Comment savoir ce qu’il faut automatiser

Certains processus se prêtent mieux que d'autres à l'automatisation, et pour déterminer lesquels, il existe trois points principaux connaître :
  • Le processus est répétitif et prend du temps lorsqu'il est exécuté manuellement ;
  • Le processus est suffisamment bien défini pour être transformé en algorithme ;
  • Les résultats du processus sont vérifiables, de sorte qu'un être humain peut déterminer si quelque chose ne va pas.
Les équipes dédiées à la cybersécurité, précieuses dans les entreprises, ne devraient pas être occupées à examiner les logs de sécurité, à corriger les mauvaises configurations ou à interpréter les alertes métriques définies. En les dotant d'outils de sécurité pilotés par l'IA, leur visibilité sera accrue, leur compréhension des différentes menaces améliorée et leur efficacité face aux attaques renforcée.

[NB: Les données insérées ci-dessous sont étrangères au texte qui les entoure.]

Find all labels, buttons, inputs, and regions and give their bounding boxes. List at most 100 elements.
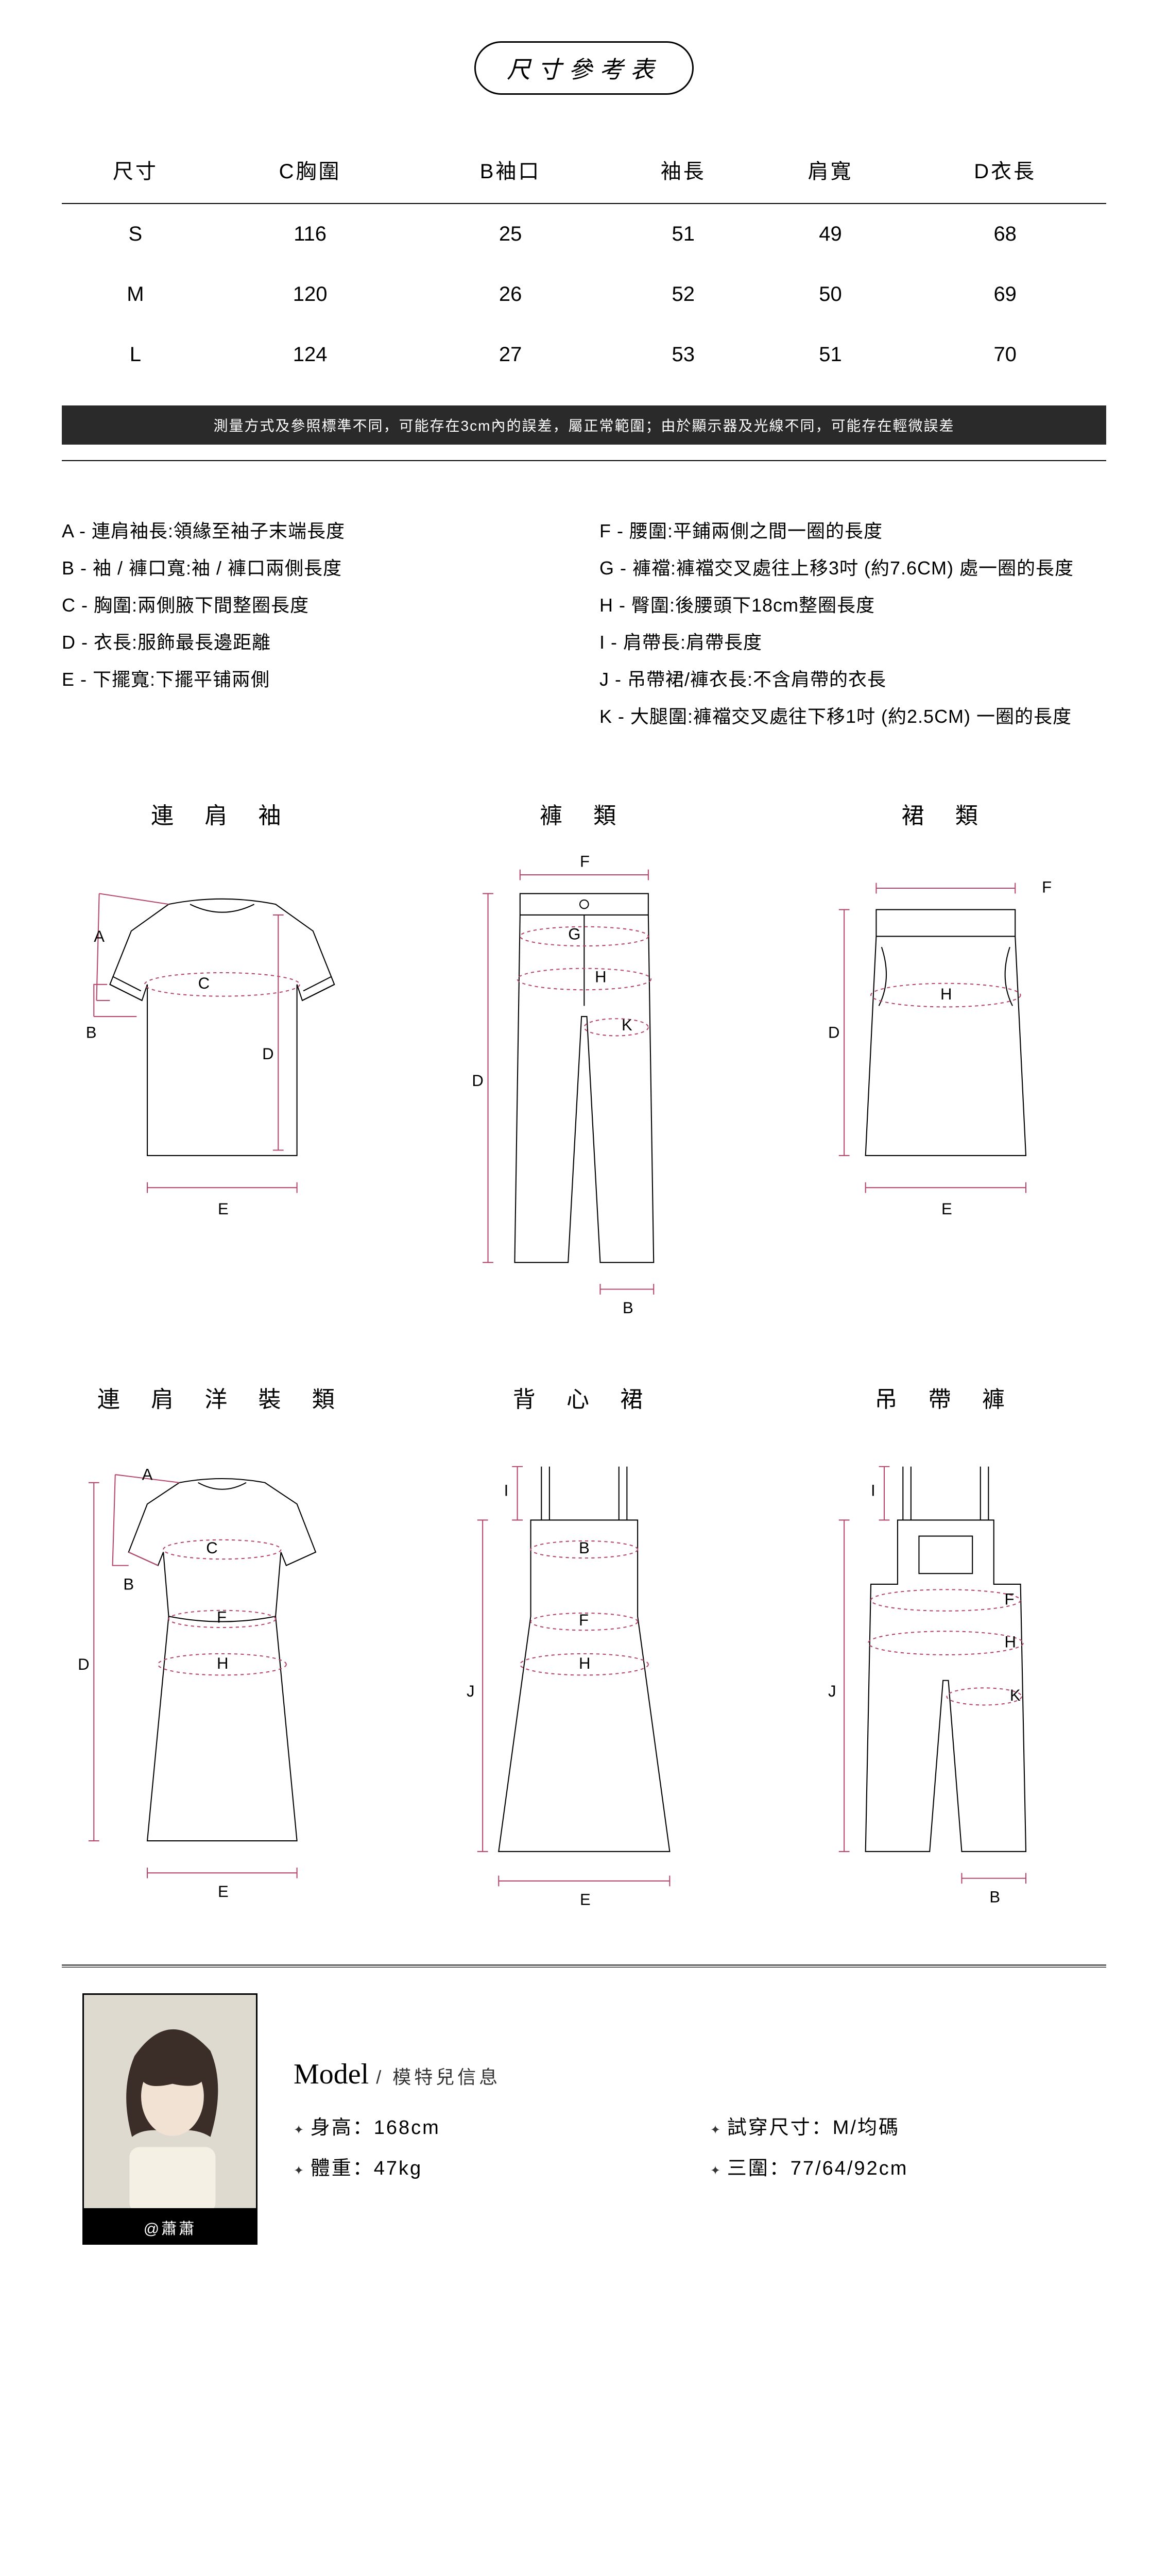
label-j: J: [828, 1682, 836, 1700]
cell: 25: [411, 204, 609, 264]
legend-item: E - 下擺寬:下擺平铺兩側: [62, 661, 569, 698]
th-sleeve: 袖長: [610, 136, 757, 204]
legend-item: J - 吊帶裙/褲衣長:不含肩帶的衣長: [599, 661, 1106, 698]
cell: 68: [904, 204, 1106, 264]
th-bust: C胸圍: [209, 136, 411, 204]
avatar-image: [82, 1993, 257, 2210]
label-e: E: [941, 1200, 952, 1218]
legend-item: D - 衣長:服飾最長邊距離: [62, 624, 569, 661]
diagram-title: 連 肩 洋 裝 類: [62, 1381, 383, 1414]
label-h: H: [579, 1654, 590, 1672]
model-info: Model / 模特兒信息 身高：168cm 試穿尺寸：M/均碼 體重：47kg…: [294, 2058, 1086, 2180]
cami-svg: I B F H J E: [424, 1429, 745, 1910]
table-row: L 124 27 53 51 70: [62, 325, 1106, 385]
dress-svg: A B C F H D: [62, 1429, 383, 1910]
th-cuff: B袖口: [411, 136, 609, 204]
label-b: B: [86, 1024, 97, 1042]
cell: 52: [610, 264, 757, 325]
label-d: D: [828, 1024, 839, 1042]
skirt-svg: F H D E: [785, 845, 1106, 1230]
diagram-overalls: 吊 帶 褲 I F H K: [785, 1381, 1106, 1913]
diagram-raglan-top: 連 肩 袖 A B C D: [62, 797, 383, 1329]
label-c: C: [198, 974, 210, 992]
cell: 49: [757, 204, 904, 264]
model-heading-en: Model: [294, 2058, 369, 2090]
legend-item: A - 連肩袖長:領緣至袖子末端長度: [62, 513, 569, 550]
th-size: 尺寸: [62, 136, 209, 204]
cell: 51: [610, 204, 757, 264]
overalls-svg: I F H K J B: [785, 1429, 1106, 1910]
label-i: I: [504, 1482, 508, 1500]
cell: M: [62, 264, 209, 325]
diagram-title: 背 心 裙: [424, 1381, 745, 1414]
diagram-raglan-dress: 連 肩 洋 裝 類 A B C F H: [62, 1381, 383, 1913]
legend-item: H - 臀圍:後腰頭下18cm整圈長度: [599, 587, 1106, 624]
model-divider: [62, 1964, 1106, 1968]
legend-item: G - 褲襠:褲襠交叉處往上移3吋 (約7.6CM) 處一圈的長度: [599, 550, 1106, 587]
label-c: C: [206, 1539, 217, 1557]
cell: 120: [209, 264, 411, 325]
diagram-cami-dress: 背 心 裙 I B F H: [424, 1381, 745, 1913]
cell: 51: [757, 325, 904, 385]
disclaimer-bar: 測量方式及參照標準不同，可能存在3cm內的誤差，屬正常範圍；由於顯示器及光線不同…: [62, 405, 1106, 445]
label-a: A: [142, 1466, 153, 1484]
th-shoulder: 肩寬: [757, 136, 904, 204]
cell: S: [62, 204, 209, 264]
label-b: B: [579, 1539, 590, 1557]
stat-size: 試穿尺寸：M/均碼: [710, 2111, 1086, 2140]
label-f: F: [1042, 878, 1052, 896]
diagram-title: 吊 帶 褲: [785, 1381, 1106, 1414]
label-h: H: [1005, 1633, 1016, 1651]
cell: 26: [411, 264, 609, 325]
label-h: H: [940, 985, 952, 1003]
legend-item: K - 大腿圍:褲襠交叉處往下移1吋 (約2.5CM) 一圈的長度: [599, 698, 1106, 735]
table-row: S 116 25 51 49 68: [62, 204, 1106, 264]
label-b: B: [990, 1888, 1001, 1906]
page-title: 尺寸參考表: [474, 41, 694, 95]
label-k: K: [622, 1016, 632, 1034]
table-row: M 120 26 52 50 69: [62, 264, 1106, 325]
cell: 50: [757, 264, 904, 325]
legend-item: B - 袖 / 褲口寬:袖 / 褲口兩側長度: [62, 550, 569, 587]
avatar-name: @蕭蕭: [82, 2210, 257, 2245]
label-e: E: [218, 1200, 229, 1218]
cell: L: [62, 325, 209, 385]
model-stats: 身高：168cm 試穿尺寸：M/均碼 體重：47kg 三圍：77/64/92cm: [294, 2111, 1086, 2180]
label-f: F: [1005, 1590, 1015, 1608]
diagram-title: 連 肩 袖: [62, 797, 383, 830]
model-heading-sub: / 模特兒信息: [376, 2066, 501, 2088]
legend-item: C - 胸圍:兩側腋下間整圈長度: [62, 587, 569, 624]
label-e: E: [580, 1891, 591, 1909]
label-a: A: [94, 927, 105, 945]
label-d: D: [78, 1655, 89, 1673]
label-i: I: [871, 1482, 875, 1500]
cell: 124: [209, 325, 411, 385]
pants-svg: F G H K D B: [424, 845, 745, 1327]
label-j: J: [467, 1682, 475, 1700]
cell: 53: [610, 325, 757, 385]
title-wrap: 尺寸參考表: [62, 41, 1106, 95]
diagram-pants: 褲 類 F G H K: [424, 797, 745, 1329]
label-f: F: [217, 1608, 227, 1626]
legend-item: I - 肩帶長:肩帶長度: [599, 624, 1106, 661]
model-card: @蕭蕭 Model / 模特兒信息 身高：168cm 試穿尺寸：M/均碼 體重：…: [62, 1993, 1106, 2245]
cell: 70: [904, 325, 1106, 385]
label-d: D: [262, 1045, 273, 1063]
label-b: B: [623, 1299, 633, 1317]
cell: 116: [209, 204, 411, 264]
label-d: D: [472, 1072, 483, 1090]
raglan-top-svg: A B C D E: [62, 845, 383, 1230]
size-table-header-row: 尺寸 C胸圍 B袖口 袖長 肩寬 D衣長: [62, 136, 1106, 204]
legend-col-right: F - 腰圍:平鋪兩側之間一圈的長度 G - 褲襠:褲襠交叉處往上移3吋 (約7…: [599, 513, 1106, 735]
stat-weight: 體重：47kg: [294, 2152, 669, 2180]
label-h: H: [595, 968, 606, 986]
legend-item: F - 腰圍:平鋪兩側之間一圈的長度: [599, 513, 1106, 550]
label-f: F: [579, 1611, 589, 1629]
model-heading: Model / 模特兒信息: [294, 2058, 1086, 2091]
diagram-skirt: 裙 類 F H D: [785, 797, 1106, 1329]
size-table: 尺寸 C胸圍 B袖口 袖長 肩寬 D衣長 S 116 25 51 49 68 M…: [62, 136, 1106, 385]
diagram-title: 褲 類: [424, 797, 745, 830]
label-e: E: [218, 1883, 229, 1901]
legend-col-left: A - 連肩袖長:領緣至袖子末端長度 B - 袖 / 褲口寬:袖 / 褲口兩側長…: [62, 513, 569, 735]
label-h: H: [217, 1654, 228, 1672]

Plus généralement, il suffit de voir comment les équipes sportives professionnelles investissent dans la technologie pour améliorer les performances de leurs athlètes. De cette même manière, les entreprises doivent fournir à leurs équipes de sécurité les outils automatisés dont elles ont besoin pour améliorer leurs performances. Par exemple, la menace interne est un risque important, mais il est pratiquement impossible de surveiller chaque utilisateur de l'entreprise. Les solutions basées sur l'IA peuvent être beaucoup plus efficaces pour réduire ce risque. En effet, l'analyse du comportement des utilisateurs et des entités (UEBA) peut permettre de repérer des changements subtils dans les schémas d'accès aux données d'un utilisateur et des différences entre son comportement et celui de ses pairs. Cela peut signaler un risque potentiel nécessitant une intervention rapide.

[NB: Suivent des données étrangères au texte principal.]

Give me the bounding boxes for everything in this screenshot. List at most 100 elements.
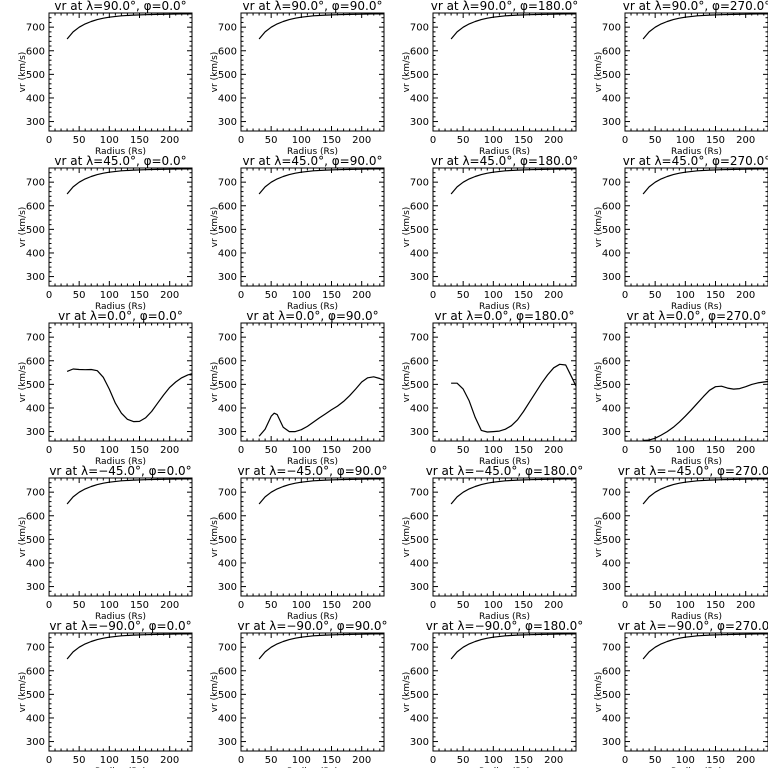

La chasse aux menaces est un autre domaine dans lequel l'IA peut améliorer les capacités d’une équipe à un tout autre niveau. Les solutions automatisées peuvent identifier avec plus de précision les traces d'attaques qui ont pu être déjouées par les mécanismes de protection et les comparer aux renseignements sur les menaces. Ces traces peuvent être le signe d'une attaque plus importante auxquelles les entreprises peuvent mieux se préparer.

ChatGPT, Bard et des milliers d'autres nouvelles applications étonnantes donnent aux cadres la possibilité d'expérimenter l'IA en action. En collaboration avec leurs équipes de sécurité, ils peuvent explorer les applications potentielles de cette technologie. Mais au lieu de se lancer à l’aveugle, il est essentiel d'évaluer minutieusement les processus qu'il est judicieux d'automatiser. Cette diligence raisonnable aidera les responsables informatiques à s'assurer que les risques d'une nouvelle technologie proposée ne dépassent pas ses avantages.